Ho provato per voi… Nagomi Visit
Durante un bel pomeriggio di sole, ho fatto la conoscenza della famiglia che mi ospiterà, i Kanehira. Masako, 37 anni, è venuta ad accogliermi alla stazione con le sue due simpatiche figlie, Miyoko, 8 anni, et Moko, 5 anni; quest’ultima teneva una lavagnetta colorata con scritto il mio nome. Uscendo dalla stazione, ho incontrato Motoki, 41 anni, che ci aspettava in macchina.
La famiglia ha aderito al programma nel marzo 2018 e tutti i membri sono rapidamente diventati degli habitué del programma Nagomi Visit. Hanno accolto 11 gruppi in poco più di un anno, fra cui dei giornalisti tedeschi specializzati nei viaggi, degli appassionati di ciliegi in fiore venuti dall’Argentina e coppie in luna di miele.
Le due bambine non sono affatto intimidite da un alto straniero con la barba e un orecchino. La loro riservatezza è durata all’incirca cinque minuti, prima di cedere di fronte al mio bel sorriso (!).
Arriviamo presto a casa e dopo aver giocato in giardino con delle bolle di sapone, entriamo all’interno per prendere un bicchiere di té d’orzo fresco e chiacchierare un po’. Masako e Motoki parlano benissimo l’inglese, hanno studiato all’estero, in Canada e in Australia.
I due si sono incontrati durante il loro primo soggiorno in Canada. Masako ha ottenuto una laurea presso l’Osaka Gaidai, una celebre università specializzata nello studio delle lingue straniere.
Ha lavorato in una scuola di conversazione inglese e insegna ormai da casa, occupandosi al contempo delle bambine. Motoki è ingegnere. Concepisce macchinari che fabbricano componenti per macchine fotografiche. Durante il tempo libero, ama dedicarsi allo sci e fare campeggio.
“Siamo sempre sorpresi quando i nostri invitati raccontano che viaggiano in Giappone per tre o quattro settimane, poiché qui, non possiamo andare in vacanza per così tanto tempo”, spiega. “Presso Canon, la società presso la quale lavoro, ci permettono di prendere dieci giorni di ferie ogni dieci anni come regalo per gli impiegati fedeli. Lavoro lì da sedici anni ormai.
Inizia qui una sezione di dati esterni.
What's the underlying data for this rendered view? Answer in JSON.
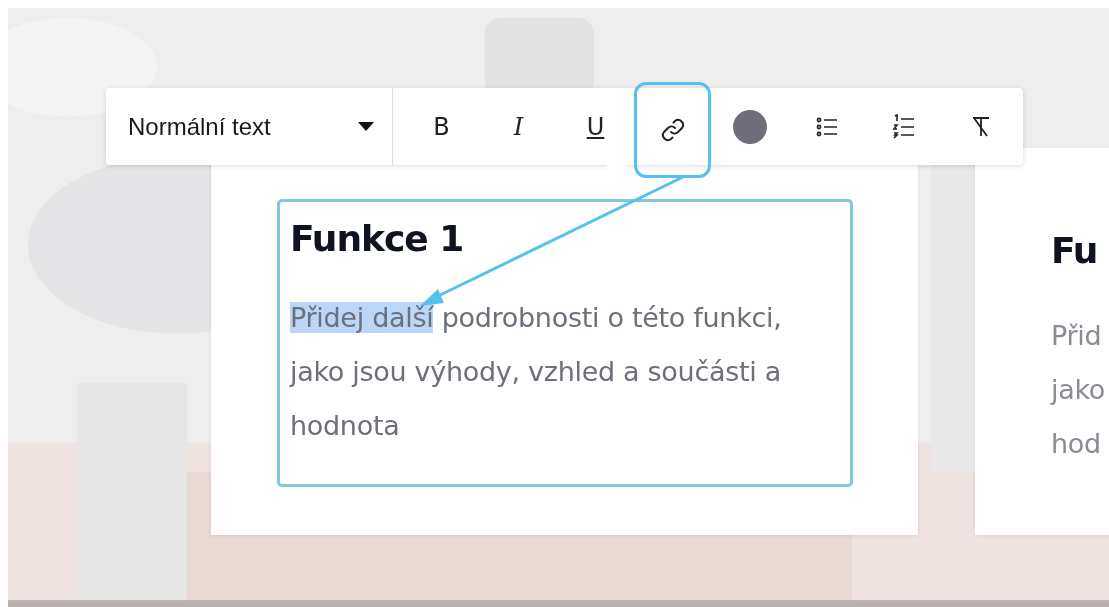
{
  "toolbar": {
    "block_style": "Normální text",
    "tools": [
      {
        "kind": "bold",
        "label": "B",
        "highlighted": false
      },
      {
        "kind": "italic",
        "label": "I",
        "highlighted": false
      },
      {
        "kind": "underline",
        "label": "U",
        "highlighted": false
      },
      {
        "kind": "link",
        "highlighted": true
      },
      {
        "kind": "color",
        "color": "#6e6f7a",
        "highlighted": false
      },
      {
        "kind": "bullets",
        "highlighted": false
      },
      {
        "kind": "numbers",
        "highlighted": false
      },
      {
        "kind": "clear",
        "highlighted": false
      }
    ]
  },
  "cards": [
    {
      "heading": "Funkce 1",
      "editing": true,
      "paragraph": {
        "highlighted": "Přidej další",
        "text": " podrobnosti o této funkci, jako jsou výhody, vzhled a součásti a hodnota"
      }
    },
    {
      "heading": "Fu",
      "editing": false,
      "lines": [
        "Přid",
        "jako",
        "hod"
      ]
    }
  ],
  "annotation": {
    "arrow": true
  }
}
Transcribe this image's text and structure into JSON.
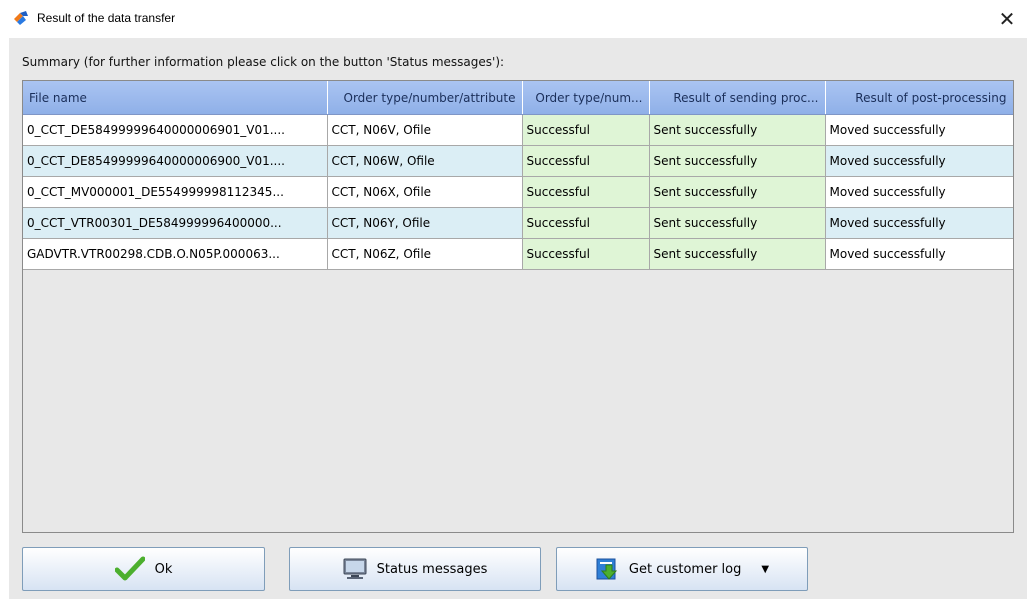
{
  "window": {
    "title": "Result of the data transfer",
    "close_glyph": "✕"
  },
  "summary_text": "Summary (for further information please click on the button 'Status messages'):",
  "table": {
    "columns": [
      "File name",
      "Order type/number/attribute",
      "Order type/num...",
      "Result of sending proc...",
      "Result of post-processing"
    ],
    "rows": [
      [
        "0_CCT_DE58499999640000006901_V01....",
        "CCT, N06V, Ofile",
        "Successful",
        "Sent successfully",
        "Moved successfully"
      ],
      [
        "0_CCT_DE85499999640000006900_V01....",
        "CCT, N06W, Ofile",
        "Successful",
        "Sent successfully",
        "Moved successfully"
      ],
      [
        "0_CCT_MV000001_DE554999998112345...",
        "CCT, N06X, Ofile",
        "Successful",
        "Sent successfully",
        "Moved successfully"
      ],
      [
        "0_CCT_VTR00301_DE584999996400000...",
        "CCT, N06Y, Ofile",
        "Successful",
        "Sent successfully",
        "Moved successfully"
      ],
      [
        "GADVTR.VTR00298.CDB.O.N05P.000063...",
        "CCT, N06Z, Ofile",
        "Successful",
        "Sent successfully",
        "Moved successfully"
      ]
    ]
  },
  "buttons": {
    "ok": "Ok",
    "status": "Status messages",
    "log": "Get customer log",
    "log_arrow": "▼"
  },
  "colors": {
    "header": "#9db9ee",
    "success_cell": "#dff5d6",
    "row_alt": "#dbeef5",
    "checkmark": "#4caf2e"
  },
  "icons": [
    "app-icon",
    "close-icon",
    "checkmark-icon",
    "monitor-icon",
    "customer-log-icon",
    "dropdown-arrow-icon"
  ]
}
Non mi restano che quattro anni supplementari per avere vent’anni di anzianità e poter così ottenere più giorni di vacanza.” Masako spera che potranno viaggiare all’estero e andare a trovare alcuni amici conosciuti grazie al programma Nagomi Visit.
Motoki e Masako sono rispettivamente originari di Kyôto e Nara, parlano quindi il dialetto del Kansai (la regione di Osaka) a casa. “È per questa ragione che Miyako e Moko parlano un misto di giapponese classico e dialetto del Kansai (Kansai-ben)” racconta Masako.
“I primi anni dopo il nostro trasferimento nella regione del Kantô (Tôkyô e le sue sei prefetture vicine) non sono stati facili, poiché abitavamo in una zona rurale nella prefettura di Ibaraki (a nord-est della capitale) e non avevo amici.
Più di una volta, ho avuto la nostalgia della mia regione d’origine. Ma oggi viviamo a Kawasaki (a sud di Tôkyô) e ho fatto amicizia con i genitori di altri bambini. Senza contare le conoscenze nate con Nagomi Visit; ora mi sento finalmente a casa!”
“Un tempo sognavo di vivere all’estero e ho davvero amato la mia vita in Australia, dove ho trascorso due anni. Tuttavia, mi sono resa conto che mi trovavo più a mio agio in Giappone. Crescendo qui, tutto mi pareva naturale, quando invece abitavo all’estero, molti mi osservavano con curiosità e mi interrogavano sulla vita in Giappone. Quando spiegavo loro com’era la mia vita qui, realizzavo a che punto amassi il mio Paese. Posso dire di essere fiera di essere giapponese” prosegue. “Detto questo, capisco che la vita in Giappone possa talvolta essere una sfida. Ho una cara amica che si è trasferita in Canada. Torna soltanto una volta ogni cinque anni e ogni volta si sente a disagio qui. Suppongo che in un certo senso sia diventata canadese.”